Wouldn’t it be useful if, just as there are built in functions for add, subtract and so on, if there was a built in function that would calculate our percentage, then all we would need to do each time would be to write something like:
(SETQ VAR3 (PERCENT VAR1 VAR2))
However, Nyquist does not have such a function.
So what can we do instead?
We can write a little “module” of code that will provide the function for us, and that is exactly what “defun” is for. It allows us to write complex bits of code in a “module” so that they can be used as simply as using any of the basic built in functions.
To create our own “percent” fuction, all we need to do is wrap the code for the calculation in a block form with “defun”.
In this case, we always have two “arguments” (variables that are used by the function), which in our example are var1 and var2. So when we define the function we need to specify that there will be two variables.
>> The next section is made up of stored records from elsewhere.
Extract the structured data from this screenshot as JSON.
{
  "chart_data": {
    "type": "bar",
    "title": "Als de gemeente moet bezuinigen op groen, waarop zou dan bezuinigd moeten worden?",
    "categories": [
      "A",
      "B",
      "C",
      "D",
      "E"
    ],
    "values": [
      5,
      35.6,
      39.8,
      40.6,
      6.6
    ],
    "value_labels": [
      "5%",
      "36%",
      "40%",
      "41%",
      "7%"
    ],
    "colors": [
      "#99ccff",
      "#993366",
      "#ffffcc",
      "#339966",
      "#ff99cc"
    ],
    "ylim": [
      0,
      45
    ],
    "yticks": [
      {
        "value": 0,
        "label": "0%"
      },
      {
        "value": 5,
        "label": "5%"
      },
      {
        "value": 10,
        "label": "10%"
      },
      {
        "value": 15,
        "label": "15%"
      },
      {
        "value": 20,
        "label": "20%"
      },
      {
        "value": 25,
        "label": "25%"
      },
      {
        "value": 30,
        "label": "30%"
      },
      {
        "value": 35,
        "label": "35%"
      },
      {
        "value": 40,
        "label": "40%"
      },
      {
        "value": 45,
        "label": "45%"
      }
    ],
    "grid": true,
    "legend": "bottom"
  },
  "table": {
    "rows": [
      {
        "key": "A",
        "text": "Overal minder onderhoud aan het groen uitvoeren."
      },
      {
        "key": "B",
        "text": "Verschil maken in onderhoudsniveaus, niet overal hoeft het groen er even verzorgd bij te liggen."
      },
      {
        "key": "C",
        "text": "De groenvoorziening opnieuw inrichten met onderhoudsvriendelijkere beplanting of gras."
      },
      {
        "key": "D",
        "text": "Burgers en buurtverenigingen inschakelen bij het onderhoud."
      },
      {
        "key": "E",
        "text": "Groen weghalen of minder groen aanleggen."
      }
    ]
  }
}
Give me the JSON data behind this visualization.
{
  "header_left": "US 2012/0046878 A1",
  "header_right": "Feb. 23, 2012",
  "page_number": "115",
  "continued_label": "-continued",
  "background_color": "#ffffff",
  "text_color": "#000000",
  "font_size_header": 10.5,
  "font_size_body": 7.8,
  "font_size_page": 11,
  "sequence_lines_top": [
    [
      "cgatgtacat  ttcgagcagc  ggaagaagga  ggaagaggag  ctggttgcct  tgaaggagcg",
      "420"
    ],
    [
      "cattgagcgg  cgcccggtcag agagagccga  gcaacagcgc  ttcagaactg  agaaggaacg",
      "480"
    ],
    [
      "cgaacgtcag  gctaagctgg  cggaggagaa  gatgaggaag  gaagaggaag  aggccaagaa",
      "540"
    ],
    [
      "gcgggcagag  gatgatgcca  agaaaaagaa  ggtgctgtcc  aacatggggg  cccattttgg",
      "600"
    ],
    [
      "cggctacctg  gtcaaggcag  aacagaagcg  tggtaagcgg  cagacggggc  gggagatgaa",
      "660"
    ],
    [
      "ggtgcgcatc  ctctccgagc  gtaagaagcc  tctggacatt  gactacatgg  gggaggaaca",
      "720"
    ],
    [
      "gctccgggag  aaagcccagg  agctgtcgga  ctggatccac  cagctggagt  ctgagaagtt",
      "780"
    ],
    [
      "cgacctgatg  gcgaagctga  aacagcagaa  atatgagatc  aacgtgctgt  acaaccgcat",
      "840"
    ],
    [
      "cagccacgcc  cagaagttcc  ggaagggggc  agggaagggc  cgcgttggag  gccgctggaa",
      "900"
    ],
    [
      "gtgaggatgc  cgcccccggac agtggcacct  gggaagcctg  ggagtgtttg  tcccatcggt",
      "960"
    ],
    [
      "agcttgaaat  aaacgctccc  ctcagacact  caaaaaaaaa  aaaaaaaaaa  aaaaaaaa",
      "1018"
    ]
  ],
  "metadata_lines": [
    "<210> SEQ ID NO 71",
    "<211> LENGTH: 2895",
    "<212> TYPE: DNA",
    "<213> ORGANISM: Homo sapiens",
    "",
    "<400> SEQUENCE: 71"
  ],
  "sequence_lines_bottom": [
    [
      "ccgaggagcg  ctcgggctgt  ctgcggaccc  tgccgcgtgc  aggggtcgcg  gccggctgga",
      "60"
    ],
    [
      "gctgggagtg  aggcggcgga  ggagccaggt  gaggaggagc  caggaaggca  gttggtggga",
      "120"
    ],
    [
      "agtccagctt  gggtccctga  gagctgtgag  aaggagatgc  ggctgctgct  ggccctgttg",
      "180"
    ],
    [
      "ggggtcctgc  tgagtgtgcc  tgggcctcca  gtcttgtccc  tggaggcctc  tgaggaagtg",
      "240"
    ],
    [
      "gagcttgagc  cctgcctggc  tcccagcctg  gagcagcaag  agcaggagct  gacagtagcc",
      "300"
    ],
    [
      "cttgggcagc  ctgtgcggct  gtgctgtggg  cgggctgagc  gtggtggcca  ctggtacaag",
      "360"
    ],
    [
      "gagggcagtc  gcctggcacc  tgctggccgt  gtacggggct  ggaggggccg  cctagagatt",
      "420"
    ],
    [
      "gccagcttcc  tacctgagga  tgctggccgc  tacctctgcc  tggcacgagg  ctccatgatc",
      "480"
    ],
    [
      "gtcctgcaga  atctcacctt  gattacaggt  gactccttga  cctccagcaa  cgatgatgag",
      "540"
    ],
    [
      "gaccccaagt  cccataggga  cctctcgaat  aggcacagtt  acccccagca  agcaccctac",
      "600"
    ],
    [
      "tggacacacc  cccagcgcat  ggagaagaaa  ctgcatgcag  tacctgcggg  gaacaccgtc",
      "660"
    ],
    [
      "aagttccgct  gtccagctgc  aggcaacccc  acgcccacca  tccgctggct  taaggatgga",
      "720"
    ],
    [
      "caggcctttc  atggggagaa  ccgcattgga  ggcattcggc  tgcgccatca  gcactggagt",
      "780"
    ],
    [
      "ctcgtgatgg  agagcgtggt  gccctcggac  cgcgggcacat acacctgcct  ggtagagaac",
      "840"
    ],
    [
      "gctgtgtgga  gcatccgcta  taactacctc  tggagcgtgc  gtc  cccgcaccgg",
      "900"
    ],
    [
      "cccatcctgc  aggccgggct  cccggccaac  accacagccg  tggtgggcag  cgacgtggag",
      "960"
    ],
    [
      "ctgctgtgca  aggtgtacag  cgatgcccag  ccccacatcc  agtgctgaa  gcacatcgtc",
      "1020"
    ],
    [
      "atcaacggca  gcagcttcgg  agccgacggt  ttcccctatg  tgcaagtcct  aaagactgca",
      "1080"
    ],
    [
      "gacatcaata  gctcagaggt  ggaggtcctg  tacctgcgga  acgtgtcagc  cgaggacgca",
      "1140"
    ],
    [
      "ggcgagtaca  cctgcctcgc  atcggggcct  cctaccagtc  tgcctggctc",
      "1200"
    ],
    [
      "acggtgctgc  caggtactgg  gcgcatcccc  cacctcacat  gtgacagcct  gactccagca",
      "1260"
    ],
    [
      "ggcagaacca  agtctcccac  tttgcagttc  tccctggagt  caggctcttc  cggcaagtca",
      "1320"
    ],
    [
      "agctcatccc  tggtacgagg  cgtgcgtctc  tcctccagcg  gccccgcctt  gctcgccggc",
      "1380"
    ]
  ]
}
(DEFUN PERCENT (VAR1 VAR2)
then we just add the block of code:
(SETQ TEMP1 (+ VAR1 VAR2))
(SETQ TEMP2 (/ VAR1 1.0 TEMP1))
(SETQ VAR3 (* TEMP2 100))
and close the block with another “)”
(DEFUN PERCENT (VAR1 VAR2)
(SETQ TEMP1 (+ VAR1 VAR2))
(SETQ TEMP2 (/ VAR1 1.0 TEMP1))
(SETQ VAR3 (* TEMP2 100)))
One thing to note here is that a function will return the value of the last thing that it does, which in this case is multiplying TEMP2 by 100.
As this value is automatically returned by the function, there is no need to assign the value to VAR3 within the function - in fact it is better not to. So the completed function would be:
(DEFUN PERCENT (VAR1 VAR2)
(SETQ TEMP1 (+ VAR1 VAR2))
(SETQ TEMP2 (/ VAR1 1.0 TEMP1))
(* TEMP2 100))
Now there IS a function that can calculate the percentage for us, so each time we need to use it we can just type:
(SETQ VAR3 (PERCENT VAR1 VAR2))
The other thing to note is that within our function we do not need to use the same names for the variables as we do in the main code. In fact it is better if we deliberately use different variable names in the function from what are used in the main code (otherwise a variable may inadvertently get set to an unexpected value).
Your naming convention could be anything you like - I tend to use shorter variable names within functions but you could use any convention you like. The point is that once we have written the function then we can use it with:
(SETQ MYFRUIT (PERCENT APPLES PAIRS))
or
(SETQ NOISELEVEL (PERCENT INPUT OUTPUT))
or
(SETQ ANSWER (PERCENT 25 75))
or anything else, provided that you supply the function “PERCENT” with two numerical values.
So to write the function and test it we could just have:
(setq var1 25)
(setq var2 75)
(defun percent (v1 v2)
(/ v1 0.01 (+ v1 v2)))
(print (percent var1 var2))
and we could even add a comment to remind us what the code does:
(setq var1 25)
(setq var2 75)
;; Function calculates what percentage v1 is of the total of v1+v2
(defun percent (v1 v2)
(/ v1 0.01 (+ v1 v2)))
(print (percent var1 var2)) ; test it
and if we need to use that function a dozen times, then by using our specially made “module” we not only save a page of typing, but the code is much easier to read and once we have tested that the module works we know that it will work every time we use it, rather than having to re-code it a dozen times.
None of this has anything to do with object oriented programming - it is just a method provided in Nyquist/XLisp for putting code into modules.